‘Surprise to many’ – Britons urged to act as low interest rates offer ‘great opportunity’

Mortgages: Expert advises public amidst rising base rates

We use your sign-up to provide content in ways you’ve consented to and to improve our understanding of you. This may include adverts from us and 3rd parties based on our understanding. You can unsubscribe at any time. More info

Despite the predicted hike, it’s important for those with mortgages to realise that the rates are still the lowest they have been for 25 years, and people should be taking advantage. There is “great opportunity” for those with mortgages on variable rates to still switch to a fixed deal before all the deals have been pulled away from lenders.

Express.co.uk spoke exclusively with Sarah Thompson, Managing Director, Financial Services at Mortgage Scout about the current interest rates and the impact on mortgages.

She said: “Whilst it’s speculated that interest rates may rise, we need to remember that they’re still the lowest they’ve been for 25 years.

“The current base rate remains at 0.1 percent, which is a surprise to many – this offers a great opportunity for those who had not yet managed to relook at their mortgage deals or fix their variable rates.

“Also, many people don’t realise they can start looking at their mortgage deal up to six months before it runs out. 

“Of course, it’s always worth remembering that the higher the deposit, the lower the interest rate.”

If someone’s mortgage deal is coming to an end soon, they may wish to start looking around for a new deal as soon as possible.
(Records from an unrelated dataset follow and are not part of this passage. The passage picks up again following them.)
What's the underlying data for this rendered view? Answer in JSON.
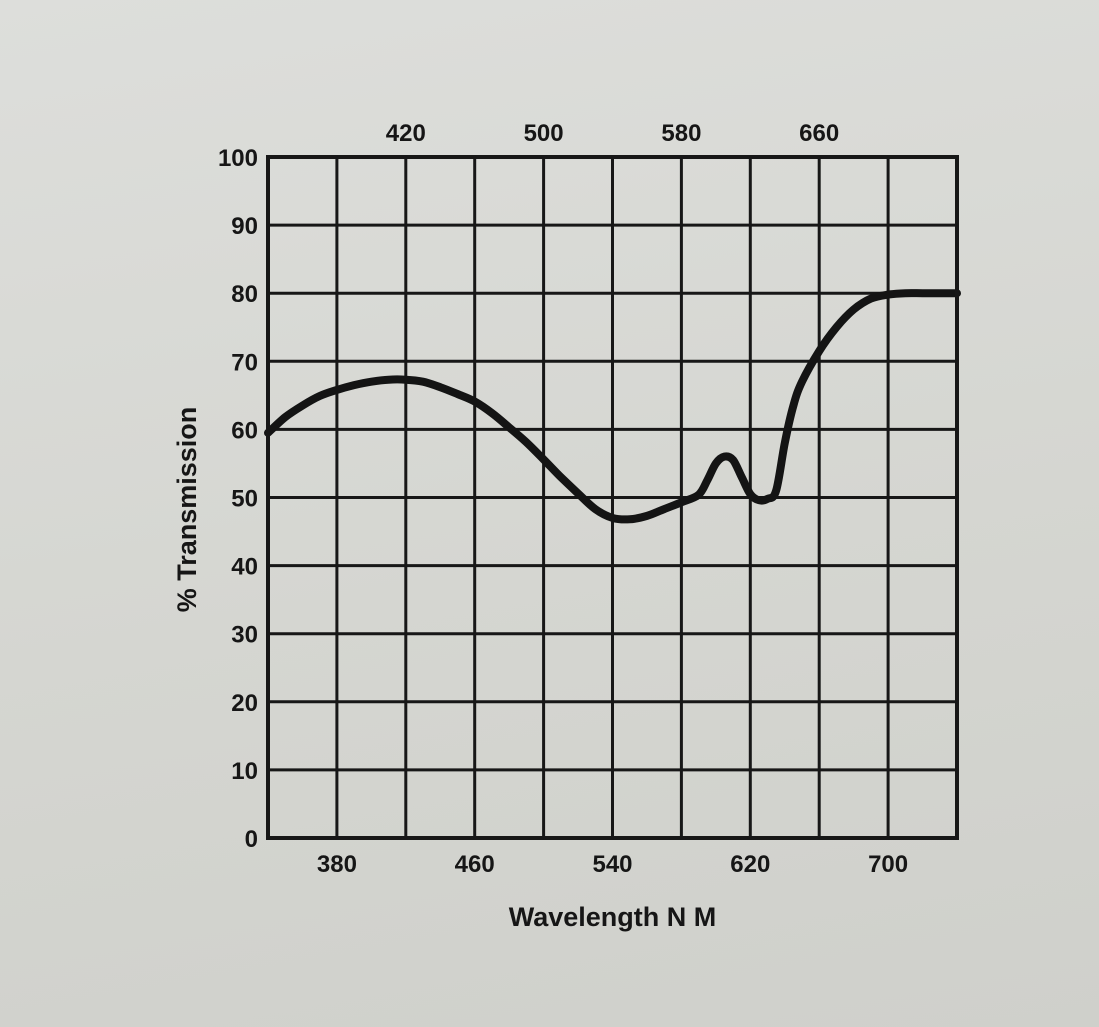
{
  "chart_data": {
    "type": "line",
    "title": "",
    "xlabel": "Wavelength N M",
    "ylabel": "% Transmission",
    "xlim": [
      340,
      740
    ],
    "ylim": [
      0,
      100
    ],
    "grid": true,
    "y_ticks": [
      0,
      10,
      20,
      30,
      40,
      50,
      60,
      70,
      80,
      90,
      100
    ],
    "x_ticks_bottom": [
      380,
      460,
      540,
      620,
      700
    ],
    "x_ticks_top": [
      420,
      500,
      580,
      660
    ],
    "x_gridlines": [
      380,
      420,
      460,
      500,
      540,
      580,
      620,
      660,
      700
    ],
    "series": [
      {
        "x": [
          340,
          350,
          360,
          370,
          380,
          390,
          400,
          410,
          420,
          430,
          440,
          450,
          460,
          470,
          480,
          490,
          500,
          510,
          520,
          530,
          540,
          550,
          560,
          570,
          580,
          590,
          595,
          600,
          605,
          610,
          615,
          620,
          625,
          630,
          635,
          640,
          645,
          650,
          660,
          670,
          680,
          690,
          700,
          710,
          720,
          730,
          740
        ],
        "y": [
          59.5,
          61.8,
          63.5,
          64.9,
          65.8,
          66.5,
          67.0,
          67.3,
          67.3,
          67.0,
          66.2,
          65.2,
          64.1,
          62.4,
          60.3,
          58.1,
          55.6,
          53.0,
          50.6,
          48.3,
          47.0,
          46.8,
          47.3,
          48.3,
          49.3,
          50.4,
          52.5,
          55.0,
          56.0,
          55.5,
          53.0,
          50.5,
          49.6,
          49.8,
          51.0,
          58.0,
          63.5,
          67.0,
          71.5,
          75.0,
          77.6,
          79.2,
          79.8,
          80.0,
          80.0,
          80.0,
          80.0
        ]
      }
    ]
  }
}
This will give people a chance to take advantage of today’s low rates, and save money for something more worthwhile.

Even those without a house, looking to secure a mortgage can take advantage of the current situation at hand.

Ms Thompson gave her advice for those looking to get on the property ladder in such uncertain times.

She said: “Rising interest rates might seem a daunting prospect for first-time buyers, particularly with house prices rising and it already being so tough to save for a deposit, but the current rates – in actuality – remain at a reasonable level.


“It may seem obvious, but you need to be regimented and look at your budgets on a monthly basis, making cutbacks where necessary. Everyone aspires to own their own home one day, and making sacrifices is part of the process of saving for a deposit.”

She explained that those looking to get a mortgage need to do their research and keep in like with statistics from the Office of National Statistics ONS when looking at their budget, and how much they will potentially need for a deposit.

She continued: “Often, banks and buildings use stats from the ONS when looking at budgets, so first-time buyers should ensure their own are more or less in line with that of the ONS.

“They should also do their due diligence to ensure their credit scores are in order since, right now, lenders are lending in a more socially responsible way, to ensure people can afford their mortgages even if interest rates do go up.

“It’s becoming more and more commonplace for ‘the Bank of Mum and Dad’ to remortgage their properties in order to help out with their children’s deposits, or at the least match their deposits.

“With the current interest rates being relatively cheap, it’s very affordable to remortgage right now – that is, for those both willing and able.

“For parents wanting to help their kids get onto the property ladder but without a tonne of cash savings, there’s always the option of equity release.”

Britons should always speak to a mortgage broker if they are unsure about what to do and discuss their specific situations with a professional.